И вот главным событием на этом общеинститутском собрании должно было стать выступление сына М. Зощенко. Прибыли корреспонденты газет и радио, восседали за столом президиума представители райкома. Зал был набит битком. И когда после длинного доклада парторга института и не менее длинной очереди «пожелавших» выступить в прениях на трибуну, наконец, вышел Валька, то все притихли, и слышны были лишь щелчки фотоаппаратов. Валька, переминаясь и как-то жалко улыбаясь, забормотал о том, что он, как комсомолец, конечно, не может не поддержать историческое постановление ЦК партии и критику в адрес его отца в докладе А.А. Жданова… И уж совсем невыносимо было слушать, когда он, сбившись с официальных штампов, начал «доверительно» объяснять, что, мол, его папаша действительно «накрутил тут всякую всячину с этой обезьянкой» и что с ним случается такое — «напишет Бог знает что, а потом и сам удивляется, и читателей в тупик ставит…».

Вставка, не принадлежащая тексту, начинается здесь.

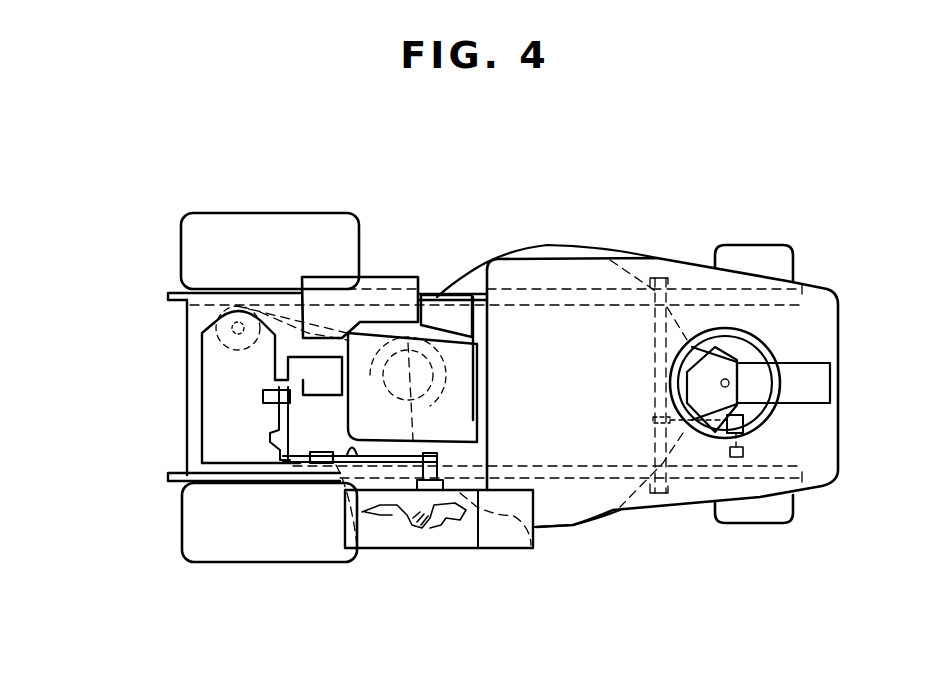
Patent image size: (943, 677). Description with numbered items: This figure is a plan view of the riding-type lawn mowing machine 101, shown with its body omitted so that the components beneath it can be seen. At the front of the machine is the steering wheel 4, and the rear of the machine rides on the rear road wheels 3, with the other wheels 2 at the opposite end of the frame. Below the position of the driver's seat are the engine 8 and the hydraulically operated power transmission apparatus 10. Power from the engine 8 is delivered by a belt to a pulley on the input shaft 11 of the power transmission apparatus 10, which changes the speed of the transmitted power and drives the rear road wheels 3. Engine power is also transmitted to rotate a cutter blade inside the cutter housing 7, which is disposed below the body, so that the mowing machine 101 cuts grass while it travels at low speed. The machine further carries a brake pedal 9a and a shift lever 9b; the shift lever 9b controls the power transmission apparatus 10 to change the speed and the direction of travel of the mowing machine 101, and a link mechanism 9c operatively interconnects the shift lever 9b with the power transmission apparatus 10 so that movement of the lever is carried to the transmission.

The riding-type lawn mowing machine 101 is at (592, 212).
The rear wheel 2 is at (749, 245).
The rear road wheels 3 is at (252, 213).
The steering wheel 4 is at (778, 412).
The cutter housing 7 is at (572, 530).
The engine 8 is at (477, 363).
The brake pedal 9a is at (740, 453).
The shift lever 9b is at (443, 548).
The link mechanism 9c is at (343, 470).
The hydraulically operated power transmission apparatus 10 is at (202, 392).
The input shaft 11 is at (217, 320).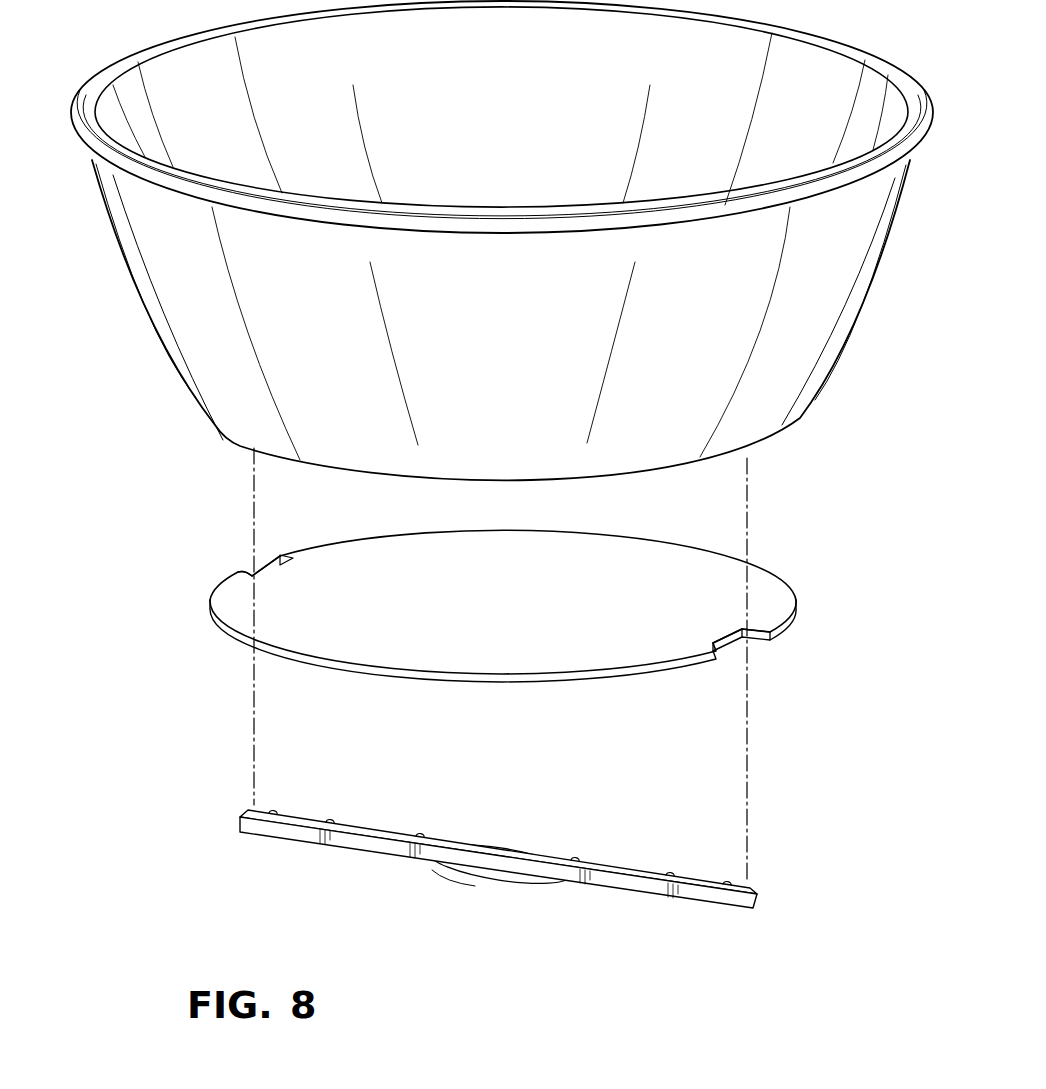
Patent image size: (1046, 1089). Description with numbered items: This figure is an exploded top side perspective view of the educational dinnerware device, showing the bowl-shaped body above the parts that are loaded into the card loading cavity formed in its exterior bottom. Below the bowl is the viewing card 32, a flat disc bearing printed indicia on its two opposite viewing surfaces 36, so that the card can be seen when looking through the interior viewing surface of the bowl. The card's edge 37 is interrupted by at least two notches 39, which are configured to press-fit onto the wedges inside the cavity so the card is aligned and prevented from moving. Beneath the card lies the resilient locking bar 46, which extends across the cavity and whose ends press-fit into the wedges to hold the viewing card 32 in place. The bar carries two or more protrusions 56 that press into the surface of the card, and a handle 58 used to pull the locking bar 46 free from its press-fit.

The viewing card 32 is at (540, 629).
The viewing surfaces 36 is at (710, 578).
The edge 37 is at (313, 663).
The notches 39 is at (268, 567).
The resilient locking bar 46 is at (640, 887).
The protrusions 56 is at (273, 813).
The handle 58 is at (473, 870).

Расходились после этого собрания, не глядя друг другу в глаза.
Я тогда, да и многие другие, восприняли поведение Вальки на собрании, как неуместное паясничание, не могли простить (и понять) его жалкие улыбочки. А позднее уже подумалось: а лучше разве было бы, если бы он отрекался от своего отца на полном серьезе, с громкими фразами и биением себя в грудь кулаками? Это было бы еще ужаснее. Может быть, он и прав, прикинувшись этаким Иванушкой-дурачком. Ну, а что у него было в душе — об этом один Бог знает…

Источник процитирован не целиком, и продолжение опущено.